There was a printed picture of my family that hung on the refrigerator door in the kitchen. I saw it every day when I would get the milk out to add to my cereal or my coffee. We were at my grandparents’ house, sitting together by the fireplace. My parents were sitting on the mantle, while the three kids that made up the McGraw family were sitting on the carpet in front. We were all beaming at the camera in our own unique way, reflecting the idyllic existence that was the five of us. The close bond we shared with each other was apparent, as were the many memories we shared as one.
But occasionally, life wasn’t so idyllic, as we each had our own struggles. Though due to our bond, the storm that raged in life would dissipate. The sun would be shining again, and we were back to being happy. It never occurred to the other four members of my family that there would be a time that the sun would never rise for one of us again. But that was something that I had dwelled on for a long time. And occasionally, I would glance at the photograph and see a starkly different picture of our family.
For a split second, I would see a starkly different picture. One of the five would disappear, and the other four were no longer smiling. Their eyes were puffy, and their cheeks tear stained, even though they did their best to smile. I saw that they were in nice clothes, standing in the Church that we went to every Sunday. They were in front of an open casket, and lying in there was one of the deceased members of the immediate family. With their eyes closed and their hands on their side, trapped in an eternal slumber that they would forever not wake up from. The person in the casket changed depending on who I was most worried about. Sometimes, I was the one in the casket.
Even though it only lasted a split second, and the photograph went back to normal, I was always bawling my eyes out afterward. I was especially inconsolable when it was my mother that was in the casket. She was the pedestal holding me up, and I couldn’t handle seeing her like that. I couldn’t even handle being away from her for a long period of time. My mother, Rhonda McGraw, was my best friend. The one I depended on the most to get through my struggles. The others stung just as much, but in different ways. I loved them, and worried about them. But the feeling was stronger with my mother.
This had changed me, and my innocence was torn apart. I was dwelling on the bleak future ahead of me where that image would be reality, and I was always obsessed with the photograph. I would stare at it for hours and try to unravel the mystery that surrounded this photograph. Why did it change like that, and why did it affect me so much? I had thought about getting rid of it, and my mom thought it was a good idea. But then, I refused to take it off. I figured it was too important of a picture for me to just carelessly toss it away.
My dad, Theodore McGraw, didn’t understand why this picture affected me so much. It was only a photograph, and I shouldn’t have to worry about it so much. The importance of this photograph was one of many things we didn’t see eye to eye about. But he did understand where the fear was coming from. He too would hate to see one of us gone.
I would eventually get over it through my adulthood, but I never forgot it. It lingered in my subconscious and reared its ugly head in my dreams. But I always told myself that it was my overactive imagination. I just accepted it as a part of my existence on this Earth, and even that I would deal with it along the way as I matured. I would see the same image for a split second when I pondered somebody’s time left on this Earth. But now was not the time for this line of thinking, I told myself. I must focus on the idyllic existence that was my life.

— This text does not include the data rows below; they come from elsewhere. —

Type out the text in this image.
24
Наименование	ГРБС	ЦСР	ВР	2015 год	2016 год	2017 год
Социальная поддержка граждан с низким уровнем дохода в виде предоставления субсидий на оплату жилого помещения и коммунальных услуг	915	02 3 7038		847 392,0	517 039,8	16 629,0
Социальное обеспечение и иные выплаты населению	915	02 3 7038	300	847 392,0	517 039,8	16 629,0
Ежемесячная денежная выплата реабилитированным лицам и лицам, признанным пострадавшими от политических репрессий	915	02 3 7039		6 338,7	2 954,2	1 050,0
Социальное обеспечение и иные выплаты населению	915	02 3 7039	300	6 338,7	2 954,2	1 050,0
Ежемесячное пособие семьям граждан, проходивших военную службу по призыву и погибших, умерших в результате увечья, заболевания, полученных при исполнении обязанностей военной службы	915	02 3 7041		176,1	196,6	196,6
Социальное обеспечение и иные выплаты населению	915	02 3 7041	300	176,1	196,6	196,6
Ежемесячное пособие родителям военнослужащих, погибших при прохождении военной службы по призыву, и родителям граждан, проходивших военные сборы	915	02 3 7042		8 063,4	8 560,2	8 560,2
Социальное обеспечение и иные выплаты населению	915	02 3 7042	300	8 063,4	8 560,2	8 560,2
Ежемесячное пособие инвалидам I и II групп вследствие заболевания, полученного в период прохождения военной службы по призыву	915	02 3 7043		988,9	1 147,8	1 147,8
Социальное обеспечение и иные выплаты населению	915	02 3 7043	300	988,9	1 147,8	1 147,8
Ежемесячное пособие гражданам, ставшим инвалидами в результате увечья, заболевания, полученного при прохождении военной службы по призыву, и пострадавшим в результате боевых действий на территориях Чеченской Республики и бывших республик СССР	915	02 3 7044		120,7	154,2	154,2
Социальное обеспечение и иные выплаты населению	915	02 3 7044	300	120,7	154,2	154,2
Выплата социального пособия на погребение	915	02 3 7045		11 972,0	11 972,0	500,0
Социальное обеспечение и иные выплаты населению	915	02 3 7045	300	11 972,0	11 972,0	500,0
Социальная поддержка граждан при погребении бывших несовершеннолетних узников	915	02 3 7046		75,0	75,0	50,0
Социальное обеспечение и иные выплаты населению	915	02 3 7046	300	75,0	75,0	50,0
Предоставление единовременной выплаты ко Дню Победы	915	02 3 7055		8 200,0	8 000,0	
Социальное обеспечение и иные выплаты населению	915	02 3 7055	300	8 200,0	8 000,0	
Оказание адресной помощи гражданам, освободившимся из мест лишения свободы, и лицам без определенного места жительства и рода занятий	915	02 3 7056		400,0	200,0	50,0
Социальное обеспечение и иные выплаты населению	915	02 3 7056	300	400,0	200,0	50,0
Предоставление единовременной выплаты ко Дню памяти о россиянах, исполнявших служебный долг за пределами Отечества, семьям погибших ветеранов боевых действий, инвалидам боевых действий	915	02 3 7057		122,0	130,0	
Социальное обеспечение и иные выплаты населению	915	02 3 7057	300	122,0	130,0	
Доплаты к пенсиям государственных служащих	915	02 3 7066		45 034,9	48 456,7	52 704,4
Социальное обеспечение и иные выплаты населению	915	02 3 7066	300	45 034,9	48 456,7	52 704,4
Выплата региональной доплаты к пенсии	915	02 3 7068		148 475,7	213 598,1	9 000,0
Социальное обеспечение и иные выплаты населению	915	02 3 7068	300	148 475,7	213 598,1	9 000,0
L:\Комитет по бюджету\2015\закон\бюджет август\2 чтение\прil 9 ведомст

Then one day in April, I woke up to dreadful news. My older brother Hank and my younger sister Wilma was here. My mother told me my dad was in the hospital. He had a stroke while on the job. No longer was Death far away from me and my family. Rather, it was the haunting reality that he was close by where my father was. I immediately rushed to the photograph, and there was the four of us with the same forlorn expressions on their faces. While my dad was in the casket.
We drove an hour north to the suburbs of Milwaukee, and soon we saw my Dad in the hospital bed. He was hooked up to a bunch of things, and he wasn’t the Dad I saw when he dropped me off at work in the morning. We all held on to the cold comfort that he was awake and alert. We spent the entire weekend by his bedside, hoping for the best and praying to God. I always made sure to tell him I love him before we went back home for the night. I was holding on the ledge of the pedestal that I had quickly realized had crumbled a bunch. I was close to falling into the abyss, falling with the piece that was my father.
Miraculously, my Dad recovered and was out of the hospital. His symptoms went away, and life was back to normal soon enough. But now, I’m always grateful to see him. I’m always appreciative of our differences and am holding on to him stronger than I had been before. I was now thinking about his health, asking him questions to make sure he’s alright. Spending time with him and hearing what he has to say at the moment.
The changed photograph on the wall lasted the entire weekend my Dad was in the hospital. My entire family was seeing it, and my mom quickly hid it somewhere. But I made sure to fish it back out and put it back on the refrigerator. When life had resumed normally, the photograph went back to our smiling selves. But when I found myself dreading the eventual fate of my family, I would glance at the photo and see the funeral scene. Except this time, it was always my Dad in the casket.